2015 CO-PAY ASSISTANCE PROGRAM SUMMARY
TYPE OF FINANCIAL ASSISTANCE OFFERED: Our Co-Pay Assistance Programs help with leukemia-related medical bills that are listed under our Covered Treatments and Services. Upon approval of each claim, payment will be made to the patient, guardian or medical provider. Please note that we do not pay third-party collection agencies.
DO NOT SUBMIT BILLS FOR: Health insurance premiums, medical supplies/equipment/accessories, home healthcare, caregiving, facility parking, basic living, lost wages, travel or lodging expenses. We do not cover these services.
ELIGIBILITY: Our programs are open to adults and children with any type of leukemia, residing and receiving treatment within the United States, having U.S. citizenship (SS#), or a Legal Residency or ITIN number. No proof of income is required. Medicaid recipients are not eligible for our programs.
ENROLLMENT: Our programs are open for enrollment every January 1st on a first-come/first-serve basis until they become full. A new application is required each year for further assistance. Financial aid for our programs is subject to the availability of funds.
PATIENT AID PROGRAM: The maximum assistance to each patient is $1,500 for approved claims for dates of service from November 1, 2014 to October 31, 2015. The deadline to receive claims within our guidelines is January 15, 2016.
MATCHING DOLLAR PROGRAM: The maximum assistance to each patient is $3,000 for approved claims for dates of service in 2014 and 2015. Funding for this program is derived from donations made to us for up to $1,500 on behalf of the patient, which we will match with our own funds. Read our Matching Dollar Program page under the Patient Aid tab for further provisions.

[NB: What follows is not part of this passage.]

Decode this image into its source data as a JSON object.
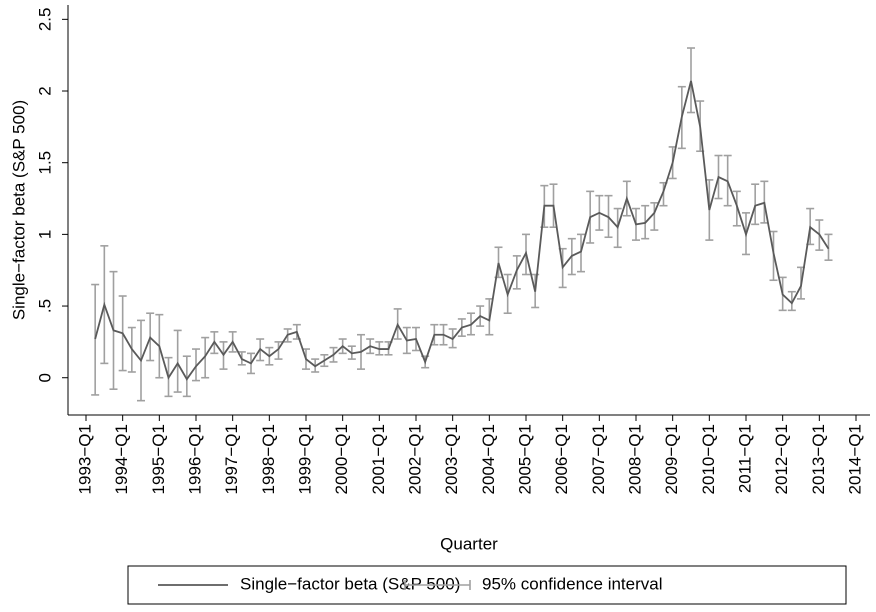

TERMINATION: Enrollment in each program is automatically terminated if no claims are received by us within 4 months after your enrollment date.
COVERED TREATMENTS AND SERVICES PRESCRIBED BY YOUR TREATING FACILITY:
OFFICE VISITS, ROUTINE EXAMS AND BLOOD TESTS, OTHER DIAGNOSTIC AND LAB TESTS
INCLUDING THOSE ON VARIOUS ORGANS AND SYSTEMS USED TO DETERMINE
HOW YOUR LEUKEMIA AND ITS TREATMENT ARE EFFECTING THEM.
IV CHEMOTHERAPY, IVIG THERAPY, RADIATION THERAPY, POST-BONE MARROW TRANSPLANT THERAPY
PRESCRIPTIONS (not over-the-counter) FOR:
ORAL CHEMOTHERAPY, IVIG, IMMUNOSUPPRESSANTS, PREVENTATIVE ANTIBIOTICS,
NEUTROPENIA, THROMBOCYTOPENIA, PAIN AND NUMBING,
ANTI-NAUSEA, ANTI-ANXIETY, ANTI-DEPRESSANTS, BLOOD THINNERS, VITAMINS/MINERALS
**Graft vs Host Disease: LIVER/GALLBLADDER/GASTROINTESTINAL/SKIN/ANTI-BIOTIC-VIRAL-FUNGAL
**WE ALSO ACCEPT THESE FROM MEMBERS WHO DO NOT HAVE GVHD.